The plunge to do business with Georgia has raised more questions than members of the Tennessee Education Lottery Corp. have answered. The first and foremost is the legality of such a contract.
That question is expected to have an answer from Tennessee Attorney General Paul Summers in a formal legal opinion this week. The seven-member board of TELC has scheduled a vote for Friday on whether to accept the Georgia offer.
There are several reasons the Georgia deal sounds good - and perhaps it is the correct path for Tennessee's new lottery, which was approved in a referendum less than a year ago. But there are several questions hanging like red flags that the board needs to consider and answer.
On the positive side, with the Georgia lottery's assistance, Tennessee could begin its lottery ticket sales by early December instead of March, the likely date if Tennessee launches a lottery of its own. In addition, a consultant hired by the board has estimated that the earlier start and lower fees from piggybacking on Georgia's contracts would bring in from $100.9 million to $248.9 million in additional revenue over the seven years of the contract.
On the other side, the lottery board's decision to go with Georgia is likely to bring lawsuits from vendors who will argue that the board illegally bypassed requirements for competitive bidding. Lawsuits could tie up the start of the lottery, pushing an opening date well into 2004.
The competitive-bidding question is one of the issues Summers is expected to rule on this week. The law creating the lottery stipulates that all contracts for procurement of more than $75,000 worth of goods and services must go through the competitive-bidding process. However, a separate provision declares that the board has the authority to enter into joint ventures with other states.
Teaming up with Georgia also represents relatively new territory for a state lottery system. Three Canadian provinces have joined their lottery programs. Three New England states considered combining but did not follow through on the idea.

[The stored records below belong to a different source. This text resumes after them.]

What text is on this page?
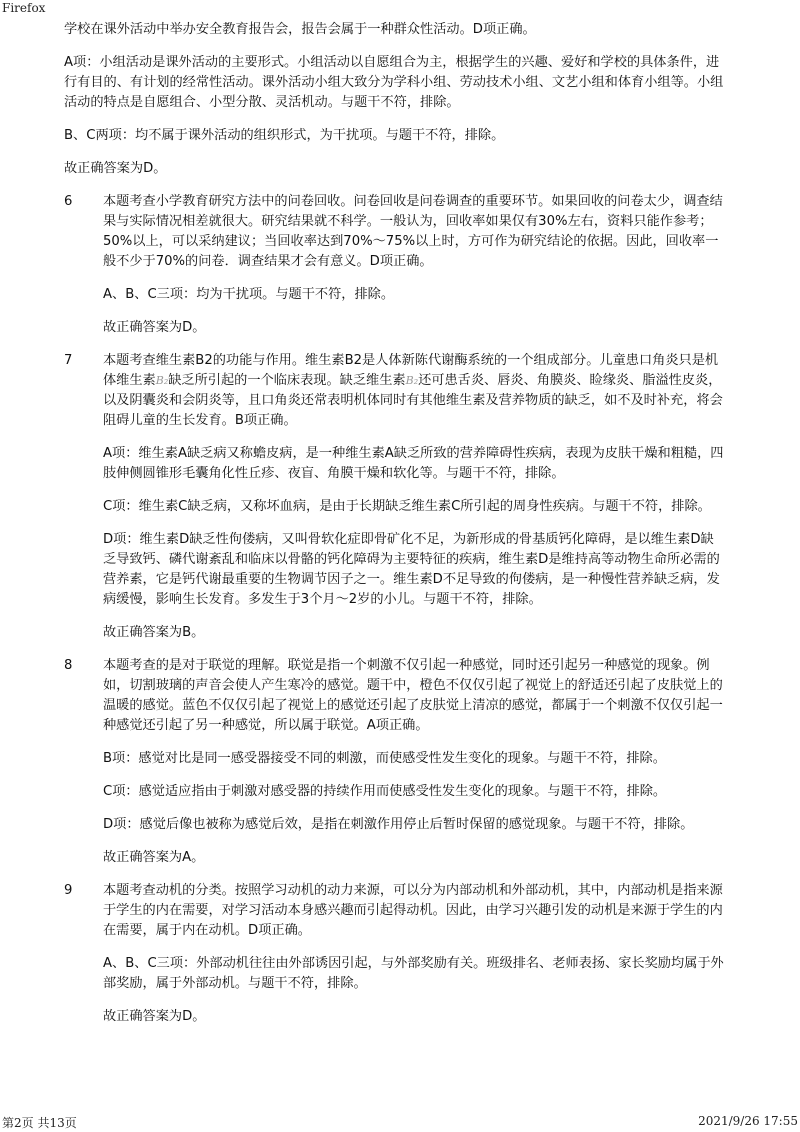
Firefox

学校在课外活动中举办安全教育报告会，报告会属于一种群众性活动。D项正确。

A项：小组活动是课外活动的主要形式。小组活动以自愿组合为主，根据学生的兴趣、爱好和学校的具体条件，进行有目的、有计划的经常性活动。课外活动小组大致分为学科小组、劳动技术小组、文艺小组和体育小组等。小组活动的特点是自愿组合、小型分散、灵活机动。与题干不符，排除。

B、C两项：均不属于课外活动的组织形式，为干扰项。与题干不符，排除。

故正确答案为D。

6	本题考查小学教育研究方法中的问卷回收。问卷回收是问卷调查的重要环节。如果回收的问卷太少，调查结果与实际情况相差就很大。研究结果就不科学。一般认为，回收率如果仅有30%左右，资料只能作参考；50%以上，可以采纳建议；当回收率达到70%～75%以上时，方可作为研究结论的依据。因此，回收率一般不少于70%的问卷．调查结果才会有意义。D项正确。

A、B、C三项：均为干扰项。与题干不符，排除。

故正确答案为D。

7	本题考查维生素B2的功能与作用。维生素B2是人体新陈代谢酶系统的一个组成部分。儿童患口角炎只是机体维生素B₂缺乏所引起的一个临床表现。缺乏维生素B₂还可患舌炎、唇炎、角膜炎、睑缘炎、脂溢性皮炎，以及阴囊炎和会阴炎等，且口角炎还常表明机体同时有其他维生素及营养物质的缺乏，如不及时补充，将会阻碍儿童的生长发育。B项正确。

A项：维生素A缺乏病又称蟾皮病，是一种维生素A缺乏所致的营养障碍性疾病，表现为皮肤干燥和粗糙，四肢伸侧圆锥形毛囊角化性丘疹、夜盲、角膜干燥和软化等。与题干不符，排除。

C项：维生素C缺乏病，又称坏血病，是由于长期缺乏维生素C所引起的周身性疾病。与题干不符，排除。

D项：维生素D缺乏性佝偻病，又叫骨软化症即骨矿化不足，为新形成的骨基质钙化障碍，是以维生素D缺乏导致钙、磷代谢紊乱和临床以骨骼的钙化障碍为主要特征的疾病，维生素D是维持高等动物生命所必需的营养素，它是钙代谢最重要的生物调节因子之一。维生素D不足导致的佝偻病，是一种慢性营养缺乏病，发病缓慢，影响生长发育。多发生于3个月～2岁的小儿。与题干不符，排除。

故正确答案为B。

8	本题考查的是对于联觉的理解。联觉是指一个刺激不仅引起一种感觉，同时还引起另一种感觉的现象。例如，切割玻璃的声音会使人产生寒冷的感觉。题干中，橙色不仅仅引起了视觉上的舒适还引起了皮肤觉上的温暖的感觉。蓝色不仅仅引起了视觉上的感觉还引起了皮肤觉上清凉的感觉，都属于一个刺激不仅仅引起一种感觉还引起了另一种感觉，所以属于联觉。A项正确。

B项：感觉对比是同一感受器接受不同的刺激，而使感受性发生变化的现象。与题干不符，排除。

C项：感觉适应指由于刺激对感受器的持续作用而使感受性发生变化的现象。与题干不符，排除。

D项：感觉后像也被称为感觉后效，是指在刺激作用停止后暂时保留的感觉现象。与题干不符，排除。

故正确答案为A。

9	本题考查动机的分类。按照学习动机的动力来源，可以分为内部动机和外部动机，其中，内部动机是指来源于学生的内在需要，对学习活动本身感兴趣而引起得动机。因此，由学习兴趣引发的动机是来源于学生的内在需要，属于内在动机。D项正确。

A、B、C三项：外部动机往往由外部诱因引起，与外部奖励有关。班级排名、老师表扬、家长奖励均属于外部奖励，属于外部动机。与题干不符，排除。

故正确答案为D。

第2页 共13页	2021/9/26 17:55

There also is a question about the cost of joining the Georgia lottery. Estimates are that Tennessee will pay less than 25 percent of its savings over the seven-year period to Georgia. TELC Chairman Denny Bottorff declined to provide a more specific figure, saying it would be part of the final negotiations.
One reason the lottery won approval last year was the contention that the money of Tennesseans who crossed the border and played the lottery had been going to provide scholarships for college students in Georgia. Some now are questioning whether that will remain the case if the Tennessee lottery is tied to the Georgia program. In other words, will Tennessee's lottery aid Georgia with only residual benefits for Tennessee?
And there is so much of this business being conducted behind closed doors that the public can rightly believe it will know the details only when the TELC gets ready to announce them. This is not a promising beginning for something designed to benefit higher education in the state.
Bottorff claims vendors questioning the proposal to link with Georgia have a bias toward profits, while "we've got a bias toward scholarships for Tennessee children." That is an oversimplification of the problem. We wish the lottery board had a bias toward more openness, such as an acknowledgement of the risks involved.
Bottorff has indicated that Friday's target date for a decision on the Georgia lottery connection might be postponed. At this point, that would be in the best interest of everyone involved, especially for answering some questions from an increasingly skeptical public.